Wednesday, February 19, 2014

Haiti radio soap opera raising awareness about child slaves

SHELBURNE, VT – When Christina Guérin was a child, she decided she didn’t want a career in radio soap operas. As a young girl, she spent many days and nights in a Haiti radio studio watching her mother work long hours. In September of 2013, Population Media Center launched a new radio soap opera in Haiti addressing child slavery, reproductive health, and family planning. Now, Guérin once again finds herself in the throes of a radio serial drama, but this time she’s the producer.

“It’s something that I enjoy,” Guérin says laughingly. “I had to admit that. Plus, I realized that my mother was doing everything. We have six people doing what she did.”

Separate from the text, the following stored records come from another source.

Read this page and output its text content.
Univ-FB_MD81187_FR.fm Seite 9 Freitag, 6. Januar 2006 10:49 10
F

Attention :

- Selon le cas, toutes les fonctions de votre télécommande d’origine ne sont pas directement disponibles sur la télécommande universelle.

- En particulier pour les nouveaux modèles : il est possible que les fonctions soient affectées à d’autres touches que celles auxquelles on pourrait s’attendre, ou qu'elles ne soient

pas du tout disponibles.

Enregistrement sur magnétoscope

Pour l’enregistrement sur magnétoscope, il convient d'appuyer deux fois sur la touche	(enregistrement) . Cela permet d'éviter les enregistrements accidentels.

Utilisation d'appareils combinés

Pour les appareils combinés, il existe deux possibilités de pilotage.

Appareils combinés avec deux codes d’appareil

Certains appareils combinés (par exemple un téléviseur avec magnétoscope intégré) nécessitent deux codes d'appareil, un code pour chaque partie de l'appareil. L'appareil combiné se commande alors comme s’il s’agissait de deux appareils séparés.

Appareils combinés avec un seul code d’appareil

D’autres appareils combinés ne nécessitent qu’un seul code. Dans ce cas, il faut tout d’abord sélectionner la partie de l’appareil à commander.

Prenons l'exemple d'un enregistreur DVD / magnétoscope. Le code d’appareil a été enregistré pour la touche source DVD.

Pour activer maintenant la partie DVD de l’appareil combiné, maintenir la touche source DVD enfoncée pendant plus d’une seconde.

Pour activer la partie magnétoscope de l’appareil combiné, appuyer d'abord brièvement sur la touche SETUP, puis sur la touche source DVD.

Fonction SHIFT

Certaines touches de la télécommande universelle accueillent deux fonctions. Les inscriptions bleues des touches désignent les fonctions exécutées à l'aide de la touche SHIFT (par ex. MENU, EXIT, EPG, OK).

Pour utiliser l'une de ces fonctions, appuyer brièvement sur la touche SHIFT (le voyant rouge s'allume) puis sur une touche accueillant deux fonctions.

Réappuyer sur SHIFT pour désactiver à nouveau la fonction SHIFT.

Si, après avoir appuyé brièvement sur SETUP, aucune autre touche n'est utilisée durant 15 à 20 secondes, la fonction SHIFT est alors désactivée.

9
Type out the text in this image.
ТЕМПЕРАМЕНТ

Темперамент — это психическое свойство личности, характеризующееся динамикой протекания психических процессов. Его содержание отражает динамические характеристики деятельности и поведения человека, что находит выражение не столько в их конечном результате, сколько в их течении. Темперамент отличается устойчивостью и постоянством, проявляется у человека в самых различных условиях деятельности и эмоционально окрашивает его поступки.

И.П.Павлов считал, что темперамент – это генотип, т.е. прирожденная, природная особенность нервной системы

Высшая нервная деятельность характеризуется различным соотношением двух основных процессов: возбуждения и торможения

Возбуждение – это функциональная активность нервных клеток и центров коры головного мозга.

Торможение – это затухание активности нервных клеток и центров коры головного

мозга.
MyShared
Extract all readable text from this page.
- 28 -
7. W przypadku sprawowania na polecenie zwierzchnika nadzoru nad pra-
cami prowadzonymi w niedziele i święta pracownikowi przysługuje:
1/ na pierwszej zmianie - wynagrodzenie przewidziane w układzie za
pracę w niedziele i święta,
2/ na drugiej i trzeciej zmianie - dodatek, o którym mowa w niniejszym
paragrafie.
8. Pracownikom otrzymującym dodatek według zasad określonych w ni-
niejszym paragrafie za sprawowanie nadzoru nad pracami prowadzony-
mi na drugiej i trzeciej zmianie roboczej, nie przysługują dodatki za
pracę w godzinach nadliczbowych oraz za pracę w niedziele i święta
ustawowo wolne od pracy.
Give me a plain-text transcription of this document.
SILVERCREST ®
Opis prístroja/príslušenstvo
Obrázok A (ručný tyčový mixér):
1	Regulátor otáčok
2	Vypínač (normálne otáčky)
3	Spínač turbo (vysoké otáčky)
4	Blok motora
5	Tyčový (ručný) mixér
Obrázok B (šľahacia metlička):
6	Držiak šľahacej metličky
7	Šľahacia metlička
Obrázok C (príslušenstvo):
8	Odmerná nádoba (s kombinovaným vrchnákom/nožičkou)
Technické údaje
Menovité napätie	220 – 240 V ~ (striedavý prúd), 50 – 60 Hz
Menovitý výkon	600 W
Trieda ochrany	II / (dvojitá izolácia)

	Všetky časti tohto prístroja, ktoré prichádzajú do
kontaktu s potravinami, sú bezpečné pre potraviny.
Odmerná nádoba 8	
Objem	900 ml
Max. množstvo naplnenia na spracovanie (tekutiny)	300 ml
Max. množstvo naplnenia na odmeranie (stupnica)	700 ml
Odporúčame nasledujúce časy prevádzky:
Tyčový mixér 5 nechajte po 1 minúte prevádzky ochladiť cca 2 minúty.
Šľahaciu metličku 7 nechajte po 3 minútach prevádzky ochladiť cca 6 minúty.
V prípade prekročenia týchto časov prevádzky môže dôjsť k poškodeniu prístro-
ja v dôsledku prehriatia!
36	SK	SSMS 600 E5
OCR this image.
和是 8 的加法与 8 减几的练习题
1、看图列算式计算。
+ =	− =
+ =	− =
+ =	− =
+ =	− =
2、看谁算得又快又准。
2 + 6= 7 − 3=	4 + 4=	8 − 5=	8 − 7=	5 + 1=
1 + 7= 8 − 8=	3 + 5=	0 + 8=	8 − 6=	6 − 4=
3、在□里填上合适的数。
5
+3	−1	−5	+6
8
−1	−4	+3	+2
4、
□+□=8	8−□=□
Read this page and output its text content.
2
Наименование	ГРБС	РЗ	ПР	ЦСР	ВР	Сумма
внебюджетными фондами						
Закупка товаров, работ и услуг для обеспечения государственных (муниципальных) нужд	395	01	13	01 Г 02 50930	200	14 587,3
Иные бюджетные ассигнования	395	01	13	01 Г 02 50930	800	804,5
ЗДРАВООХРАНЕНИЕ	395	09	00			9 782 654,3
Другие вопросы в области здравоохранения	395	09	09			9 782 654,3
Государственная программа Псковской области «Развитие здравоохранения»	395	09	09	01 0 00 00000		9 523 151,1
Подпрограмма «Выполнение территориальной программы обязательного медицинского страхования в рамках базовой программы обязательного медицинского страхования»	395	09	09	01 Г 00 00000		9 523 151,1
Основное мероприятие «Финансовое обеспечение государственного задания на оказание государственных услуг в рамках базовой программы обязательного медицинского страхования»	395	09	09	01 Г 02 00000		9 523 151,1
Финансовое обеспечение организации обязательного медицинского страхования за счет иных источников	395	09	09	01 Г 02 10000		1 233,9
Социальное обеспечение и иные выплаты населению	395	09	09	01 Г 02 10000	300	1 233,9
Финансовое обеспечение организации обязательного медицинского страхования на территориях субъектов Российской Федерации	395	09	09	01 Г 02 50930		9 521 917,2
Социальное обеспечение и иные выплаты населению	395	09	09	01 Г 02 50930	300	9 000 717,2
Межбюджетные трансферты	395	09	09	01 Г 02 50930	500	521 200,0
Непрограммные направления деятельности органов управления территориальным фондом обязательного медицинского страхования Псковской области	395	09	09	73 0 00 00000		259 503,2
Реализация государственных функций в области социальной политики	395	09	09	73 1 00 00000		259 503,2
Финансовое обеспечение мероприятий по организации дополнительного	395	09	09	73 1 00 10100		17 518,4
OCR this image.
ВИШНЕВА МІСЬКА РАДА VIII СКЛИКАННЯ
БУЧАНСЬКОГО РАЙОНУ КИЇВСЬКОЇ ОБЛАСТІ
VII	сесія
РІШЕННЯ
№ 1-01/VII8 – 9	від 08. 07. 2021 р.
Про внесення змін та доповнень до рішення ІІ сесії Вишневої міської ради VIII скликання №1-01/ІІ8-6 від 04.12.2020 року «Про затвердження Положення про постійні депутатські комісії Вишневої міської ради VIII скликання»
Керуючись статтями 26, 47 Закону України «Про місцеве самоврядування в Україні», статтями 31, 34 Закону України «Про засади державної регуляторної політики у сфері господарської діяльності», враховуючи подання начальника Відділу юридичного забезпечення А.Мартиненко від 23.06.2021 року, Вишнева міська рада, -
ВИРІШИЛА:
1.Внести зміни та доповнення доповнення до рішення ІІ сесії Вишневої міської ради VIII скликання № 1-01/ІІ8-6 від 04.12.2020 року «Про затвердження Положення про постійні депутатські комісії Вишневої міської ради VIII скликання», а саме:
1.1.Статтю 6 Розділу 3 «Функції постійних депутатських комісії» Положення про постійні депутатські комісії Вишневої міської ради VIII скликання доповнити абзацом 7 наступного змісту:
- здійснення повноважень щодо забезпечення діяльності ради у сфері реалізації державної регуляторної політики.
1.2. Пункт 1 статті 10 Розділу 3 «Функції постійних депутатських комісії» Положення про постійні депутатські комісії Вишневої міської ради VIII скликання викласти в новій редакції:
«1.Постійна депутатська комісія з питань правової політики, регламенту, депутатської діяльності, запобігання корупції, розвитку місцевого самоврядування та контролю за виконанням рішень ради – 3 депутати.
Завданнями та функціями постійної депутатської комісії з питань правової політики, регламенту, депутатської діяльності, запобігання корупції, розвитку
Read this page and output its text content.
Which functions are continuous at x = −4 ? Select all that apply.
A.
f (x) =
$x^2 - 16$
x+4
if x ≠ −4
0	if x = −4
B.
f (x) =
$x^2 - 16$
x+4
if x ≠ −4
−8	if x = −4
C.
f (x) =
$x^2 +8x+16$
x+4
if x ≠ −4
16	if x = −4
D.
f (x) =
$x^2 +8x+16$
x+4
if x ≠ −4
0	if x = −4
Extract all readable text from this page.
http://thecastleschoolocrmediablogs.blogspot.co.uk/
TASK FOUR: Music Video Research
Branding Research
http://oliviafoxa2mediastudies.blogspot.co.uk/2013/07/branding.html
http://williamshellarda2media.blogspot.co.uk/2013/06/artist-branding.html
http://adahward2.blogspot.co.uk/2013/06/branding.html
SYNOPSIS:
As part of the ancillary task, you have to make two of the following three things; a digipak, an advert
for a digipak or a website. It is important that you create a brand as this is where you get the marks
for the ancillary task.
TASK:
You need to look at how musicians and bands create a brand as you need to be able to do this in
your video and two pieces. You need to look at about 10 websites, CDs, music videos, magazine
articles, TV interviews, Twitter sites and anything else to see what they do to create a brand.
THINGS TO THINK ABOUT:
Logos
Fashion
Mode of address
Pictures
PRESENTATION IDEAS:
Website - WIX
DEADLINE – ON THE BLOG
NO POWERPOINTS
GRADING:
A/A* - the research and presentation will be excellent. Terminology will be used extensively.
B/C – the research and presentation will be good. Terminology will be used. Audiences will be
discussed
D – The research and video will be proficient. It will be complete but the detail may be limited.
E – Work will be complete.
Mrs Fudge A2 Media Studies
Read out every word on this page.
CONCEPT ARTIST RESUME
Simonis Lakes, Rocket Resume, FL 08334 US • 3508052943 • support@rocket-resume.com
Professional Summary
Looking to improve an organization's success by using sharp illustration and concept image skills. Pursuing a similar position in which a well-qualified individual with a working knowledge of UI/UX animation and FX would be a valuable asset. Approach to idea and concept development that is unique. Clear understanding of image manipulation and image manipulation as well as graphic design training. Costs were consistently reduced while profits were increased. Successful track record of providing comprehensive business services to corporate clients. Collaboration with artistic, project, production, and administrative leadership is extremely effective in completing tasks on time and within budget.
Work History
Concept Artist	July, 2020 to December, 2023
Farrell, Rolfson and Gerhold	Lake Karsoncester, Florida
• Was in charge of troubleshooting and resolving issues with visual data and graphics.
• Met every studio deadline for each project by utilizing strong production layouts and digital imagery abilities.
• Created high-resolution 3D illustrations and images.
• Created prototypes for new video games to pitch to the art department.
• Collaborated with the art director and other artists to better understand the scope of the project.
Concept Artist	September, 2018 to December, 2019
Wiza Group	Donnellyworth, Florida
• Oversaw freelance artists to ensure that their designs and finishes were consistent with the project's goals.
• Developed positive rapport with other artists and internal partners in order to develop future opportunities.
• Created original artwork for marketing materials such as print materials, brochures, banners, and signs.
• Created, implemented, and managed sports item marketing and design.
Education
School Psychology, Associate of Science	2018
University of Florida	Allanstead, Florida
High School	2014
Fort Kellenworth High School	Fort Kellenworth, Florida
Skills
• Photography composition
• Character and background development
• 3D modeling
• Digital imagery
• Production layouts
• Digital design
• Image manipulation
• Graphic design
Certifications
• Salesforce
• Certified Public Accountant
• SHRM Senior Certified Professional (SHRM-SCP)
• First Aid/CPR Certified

It was Guérin’s work in a radio station that brought about the existence of “Zoukoutap” (to limp), PMC’s serial drama in Haitian Creole. In her late 20s, Guérin unexpectedly found herself face-to-face with an important issue: child slavery. In Haiti, young children are sent to work in another household when their family is unable to provide for them. This places young children in the role of servant, with no regard for their education, well-being, or happiness. Guérin says that everyone knows restevek children are part of their society, but not enough people are talking about it.

“I was working at a radio station,” she says, “when a young girl was brought in. We were going to announce her name over the radio to find her family, but she didn’t want to. She was a restavek and didn’t want to return to her life. It was a real surprise to me. I knew this existed, but I didn’t know it was so close to my everyday life.”

Guérin helped get that young girl to a shelter, just one of roughly 300,000 children caught up in the restavek system. Guérin realized that she wanted to help address this issue – the question was how.